Editors’ Note: As part of our ongoing Faces of MoFo series, Patricia Perez Elias, a Transactions associate in the firm’s Boston office, discusses her career path and what led her to call MoFo home.
I was born in Puerto Rico, a small, beautiful island in the Caribbean belonging to the United States. My parents had been young when they got married, finished college, and had me and my sister in their early twenties. From an early age, I was aware of my parents’ dreams and aspirations for me and my sister. Like many from their generation, they wanted us to succeed in school in order to be able to get into a prestigious university on the mainland. While I loved growing up in Puerto Rico, moving to the mainland would seemingly bring the financial stability my own parents never had growing up or raising us. But one week into making this dream finally come true, everything came crashing down.
Twelve years ago, and one week into my first year of college at Boston University, I received an early morning call from my dad – my mom had been the victim of a hit and run while she was training for the Chicago Marathon alongside her two closest running friends. While I don’t remember much about that specific day as I waited for extended family from Connecticut to come pick me up, I have very distinct memories of the following weeks.
I didn’t immediately fly to Puerto Rico, as my dad had convinced me that everything was going to be okay and that I should wait until things had settled down a bit. After my mom survived the first night, then the second night, and then a full week, her prognosis, while still delicate, seemed to be getting better. A week after the accident, I finally got to visit her. I was determined to be positive and make everything feel as normal as I possibly could.
My dad, my sister, and I were in the car driving home after a day spent at the ICU when I said to him, “I’ll leave BU and stay here.” I knew very tough times were ahead.
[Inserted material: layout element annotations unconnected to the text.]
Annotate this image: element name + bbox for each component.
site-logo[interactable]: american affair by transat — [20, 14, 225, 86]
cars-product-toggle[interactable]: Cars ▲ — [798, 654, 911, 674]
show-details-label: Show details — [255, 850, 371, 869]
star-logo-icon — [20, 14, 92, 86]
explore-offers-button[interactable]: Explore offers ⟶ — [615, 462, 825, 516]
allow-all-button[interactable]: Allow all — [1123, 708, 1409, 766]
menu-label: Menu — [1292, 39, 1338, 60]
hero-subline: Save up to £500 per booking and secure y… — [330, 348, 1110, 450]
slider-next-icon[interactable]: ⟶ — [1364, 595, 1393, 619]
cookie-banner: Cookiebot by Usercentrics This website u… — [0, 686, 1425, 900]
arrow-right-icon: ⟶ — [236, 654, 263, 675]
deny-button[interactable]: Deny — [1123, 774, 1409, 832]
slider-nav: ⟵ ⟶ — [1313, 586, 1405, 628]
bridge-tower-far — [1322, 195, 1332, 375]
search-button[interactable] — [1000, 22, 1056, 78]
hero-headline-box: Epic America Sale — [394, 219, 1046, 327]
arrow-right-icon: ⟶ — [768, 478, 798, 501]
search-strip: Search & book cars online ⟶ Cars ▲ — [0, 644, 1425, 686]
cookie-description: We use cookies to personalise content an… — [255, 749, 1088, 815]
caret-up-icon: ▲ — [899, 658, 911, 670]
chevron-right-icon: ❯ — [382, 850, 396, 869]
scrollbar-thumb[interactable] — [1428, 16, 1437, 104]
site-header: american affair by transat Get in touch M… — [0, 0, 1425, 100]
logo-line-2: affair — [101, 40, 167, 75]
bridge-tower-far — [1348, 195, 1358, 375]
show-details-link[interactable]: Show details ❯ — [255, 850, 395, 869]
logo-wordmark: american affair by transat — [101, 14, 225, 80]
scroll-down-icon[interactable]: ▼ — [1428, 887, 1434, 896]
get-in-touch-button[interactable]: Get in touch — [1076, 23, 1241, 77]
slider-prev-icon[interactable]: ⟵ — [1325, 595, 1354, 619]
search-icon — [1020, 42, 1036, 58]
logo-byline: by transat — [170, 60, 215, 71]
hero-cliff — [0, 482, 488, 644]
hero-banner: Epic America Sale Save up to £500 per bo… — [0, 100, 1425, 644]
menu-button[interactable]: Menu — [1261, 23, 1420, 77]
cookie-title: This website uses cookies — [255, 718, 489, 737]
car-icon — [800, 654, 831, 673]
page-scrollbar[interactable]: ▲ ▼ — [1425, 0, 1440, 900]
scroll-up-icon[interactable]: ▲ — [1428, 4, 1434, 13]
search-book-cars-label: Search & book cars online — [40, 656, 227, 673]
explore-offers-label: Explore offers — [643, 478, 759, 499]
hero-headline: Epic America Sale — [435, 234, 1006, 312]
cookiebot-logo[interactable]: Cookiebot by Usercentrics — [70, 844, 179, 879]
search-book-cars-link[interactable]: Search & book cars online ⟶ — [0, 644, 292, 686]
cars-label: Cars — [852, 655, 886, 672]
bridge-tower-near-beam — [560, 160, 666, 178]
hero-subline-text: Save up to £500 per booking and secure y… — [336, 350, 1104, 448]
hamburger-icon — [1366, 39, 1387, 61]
“No, you go back there and you make us proud, just like we know you can and just like I know your mom wants you to,” he said. Getting on that plane back to Boston was one of the most difficult decisions I have made in my life, even to this day.
After months in the ICU and then in rehab in Atlanta for her traumatic spinal cord injury (thanks to hundreds of thousands of generous Puerto Ricans who fundraised for her medical costs), my mom pulled through. While she will never be able to walk again and the life my parents once imagined for our family was drastically changed, once again I saw my parents putting into action what they had taught me at a young age—you never give up, you keep fighting, you keep going.
Through the remainder of my years in college, then through law school and now in my career, I put into practice the lessons I learned during that time. As an associate in Morrison Foerster’s Mergers and Acquisitions practice, my job requires me to adapt, to be solution-oriented, and to work efficiently with a team. Even more valuable to me is that I am able to connect with my clients and colleagues on a personal level because I know that even when times are difficult and problems seem insurmountable, sticking to the course, being grounded, and taking it one step at a time is the only way to achieve success. It is this determination and this ethos that I take with me in every deal and that allow me to represent my clients with integrity and passion. As many other experienced colleagues have told me again and again, “It’s a marathon, not a sprint,” and I’m not sure my colleagues know how true those words ring. Now, twelve years later, I will run the Chicago Marathon in October in honor of my mom and she, alongside my “team” of family and friends, will be cheering me on from the sidelines from the moment I toe the starting line through the crossing of the finish line. I can’t imagine a higher privilege than getting to do this for them.